— Да хрен с тобой, можешь не подписывать. А впрочем... — И он отнял ладонь с таким видом, словно хотел сказать: все равно там скоро сдохнешь, смотри не жалко... И прочел: «...в составе Абакумова, Алферова и Меркулова»[21]. Вот уж не ожидал, что удостоюсь такого внимания со стороны главного карательного треугольника страны, этого зловещего трио бериевско-абакумовского вертепа. Позже выяснилось, что осужденным «тройкой» обычно давали расписаться в копии приговора, где состав Особого совещания, как правило, не назывался. Чем объяснить, что на этот раз «тройка» раскрылась, не знаю. Скорее всего, исконно нашей расхлябанностью. А может быть, Абакумову захотелось удовлетворить свое мелкое честолюбие: отыграться за упущенную возможность расправиться со мной еще тогда в Бадене. Мол, знай наших!
Еще несколько суток я провел в Лефортовской тюрьме, но теперь уже в большой общей камере, человек на сто. Здесь находились самые разные люди. Многие были совершенно сломлены. Рядом со мной оказался человек из Краснодона, переживший там оккупацию. У него на теле не было живого места. Это был один из тех, кого допрашивали под шум двигателя. У некоторых в глазах — ужас. Они ни с кем не разговаривали, словно были немыми. Но были и такие, кто сохранил стойкость, даже пытался шутить, ободряя других. Мне они были больше по душе.
Рассказывали, что Абакумов, питавший склонность к боксу, став министром, иногда не отказывал себе в удовольствии «размяться» на подследственных, разумеется, «в интересах следствия»...
Я радовался, что выстоял в этом жутком раунде, длившемся почти полгода.
31. Туда, где Макар телят не гонял
Из Лефортовской тюрьмы осужденных увозили партиями. Перед отправкой мне передали из дома кое-какие вещи, в том числе мой новый темно-серый костюм, оставленный в Половинке. Как он оказался в Москве, я тогда еще не знал (о том, что Лида приезжала к нам домой, добивалась свидания со мной, я узнал позже). Не знаю, зачем его передали мне. В том «доме отдыха», куда предстояла отправка, из-за этого костюма уголовники могут запросто прирезать. Так мне сказали товарищи по камере и посоветовали нашить сверху несколько заплат для маскировки.

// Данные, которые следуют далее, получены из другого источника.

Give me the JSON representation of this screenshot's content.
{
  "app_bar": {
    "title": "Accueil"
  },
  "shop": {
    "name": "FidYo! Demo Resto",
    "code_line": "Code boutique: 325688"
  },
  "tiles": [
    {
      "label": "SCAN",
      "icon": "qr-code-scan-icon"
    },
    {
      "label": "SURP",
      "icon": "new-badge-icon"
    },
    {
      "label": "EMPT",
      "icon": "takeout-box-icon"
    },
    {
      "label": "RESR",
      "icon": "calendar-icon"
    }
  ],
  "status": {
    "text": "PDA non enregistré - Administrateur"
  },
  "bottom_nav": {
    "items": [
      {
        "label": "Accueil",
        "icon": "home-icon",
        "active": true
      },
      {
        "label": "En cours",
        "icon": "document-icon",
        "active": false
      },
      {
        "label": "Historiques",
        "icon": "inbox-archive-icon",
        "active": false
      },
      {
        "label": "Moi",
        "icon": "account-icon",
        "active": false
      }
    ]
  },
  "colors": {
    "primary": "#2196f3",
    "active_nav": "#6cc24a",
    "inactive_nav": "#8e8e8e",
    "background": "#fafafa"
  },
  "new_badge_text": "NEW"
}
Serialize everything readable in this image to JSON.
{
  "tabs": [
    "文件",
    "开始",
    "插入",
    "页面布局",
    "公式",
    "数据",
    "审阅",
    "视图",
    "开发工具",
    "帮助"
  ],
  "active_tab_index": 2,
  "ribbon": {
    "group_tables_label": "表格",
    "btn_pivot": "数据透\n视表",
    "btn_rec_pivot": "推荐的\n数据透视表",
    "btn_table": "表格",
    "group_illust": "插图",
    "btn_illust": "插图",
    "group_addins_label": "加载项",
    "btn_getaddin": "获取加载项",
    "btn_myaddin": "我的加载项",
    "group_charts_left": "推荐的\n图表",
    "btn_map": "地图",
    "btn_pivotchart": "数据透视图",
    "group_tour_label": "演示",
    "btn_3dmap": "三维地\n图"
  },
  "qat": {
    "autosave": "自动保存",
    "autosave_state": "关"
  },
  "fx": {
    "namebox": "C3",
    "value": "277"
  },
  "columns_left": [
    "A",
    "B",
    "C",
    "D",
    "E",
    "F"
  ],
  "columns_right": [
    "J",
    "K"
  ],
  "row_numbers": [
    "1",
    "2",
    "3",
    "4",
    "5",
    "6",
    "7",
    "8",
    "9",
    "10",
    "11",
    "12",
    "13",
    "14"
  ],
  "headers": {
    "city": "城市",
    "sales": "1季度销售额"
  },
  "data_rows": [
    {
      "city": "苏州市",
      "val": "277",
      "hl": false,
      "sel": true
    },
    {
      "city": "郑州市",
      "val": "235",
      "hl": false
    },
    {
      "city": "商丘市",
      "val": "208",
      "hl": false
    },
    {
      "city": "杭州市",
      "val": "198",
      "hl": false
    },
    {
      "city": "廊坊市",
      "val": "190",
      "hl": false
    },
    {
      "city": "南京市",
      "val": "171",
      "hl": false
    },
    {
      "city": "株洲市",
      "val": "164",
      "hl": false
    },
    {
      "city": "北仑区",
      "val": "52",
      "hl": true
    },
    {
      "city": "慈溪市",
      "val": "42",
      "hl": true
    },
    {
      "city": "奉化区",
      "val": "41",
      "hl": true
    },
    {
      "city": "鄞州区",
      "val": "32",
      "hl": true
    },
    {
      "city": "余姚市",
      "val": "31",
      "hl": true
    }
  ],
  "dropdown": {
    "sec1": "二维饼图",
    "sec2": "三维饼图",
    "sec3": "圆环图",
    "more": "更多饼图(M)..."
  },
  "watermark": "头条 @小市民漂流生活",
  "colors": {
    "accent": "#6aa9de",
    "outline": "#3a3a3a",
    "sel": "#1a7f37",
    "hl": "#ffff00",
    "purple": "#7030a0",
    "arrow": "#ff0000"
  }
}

Почти каждое утро открывалась дверь камеры и зачитывались фамилии: «на выход с вещами». В одну из групп попал и я. Нас, человек десять, втиснули в фургон без окон, где уже было примерно столько же людей. Привезли на какую-то товарную станцию. Здесь, под охраной конвоиров с собаками, уже шла погрузка заключенных в «столыпинские» вагоны, почему их так называли, никто не знал[22]. В тесное купе, а точнее — загон, нас затолкали столько, что на двухэтажных нарах-полках можно было лежать только на боку, тесно прижавшись друг к другу. Конвой суетился, спешил, но все равно все было очень медленно. Лишь к вечеру наш вагон прицепили к какому-то составу, и поезд тронулся. За весь день нас не кормили ни разу, только теперь дали по куску очень соленой залежалой рыбы без хлеба, хотя мы видели, что хлеб загружали. Некоторое время спустя рыбка «запросила» пить. Но поить нас явно не собирались. Жажда становилась все невыносимее. На наши просьбы конвоиры не реагировали. Стали раздаваться возмущенные крики. Зрел бунт. Тогда начальник конвоя — старшина открыл решетчатую дверь загона, и тот, кто был ближе к двери не успел и моргнуть, как оказался в наручниках. Они так сильно сдавили запястья, что заключенный начал кричать и грясти руками. Он не знал коварного свойства этих наручников, прозванных «шверниковски-ми» — по фамилии члена политбюро, Председателя Верховного Совета СССР, Н. Шверника. Каждое резкое движение сопровождалось щелчком, и наручники еще сильнее сдавливали запястья. Бедняга кричал от нестерпимой боли и еще сильнее тряс руками, а сталь еще глубже врезалась в тело. Душераздирающий крик не трогал конвоиров. Беднягу спасло только то, что от боли он потерял сознание.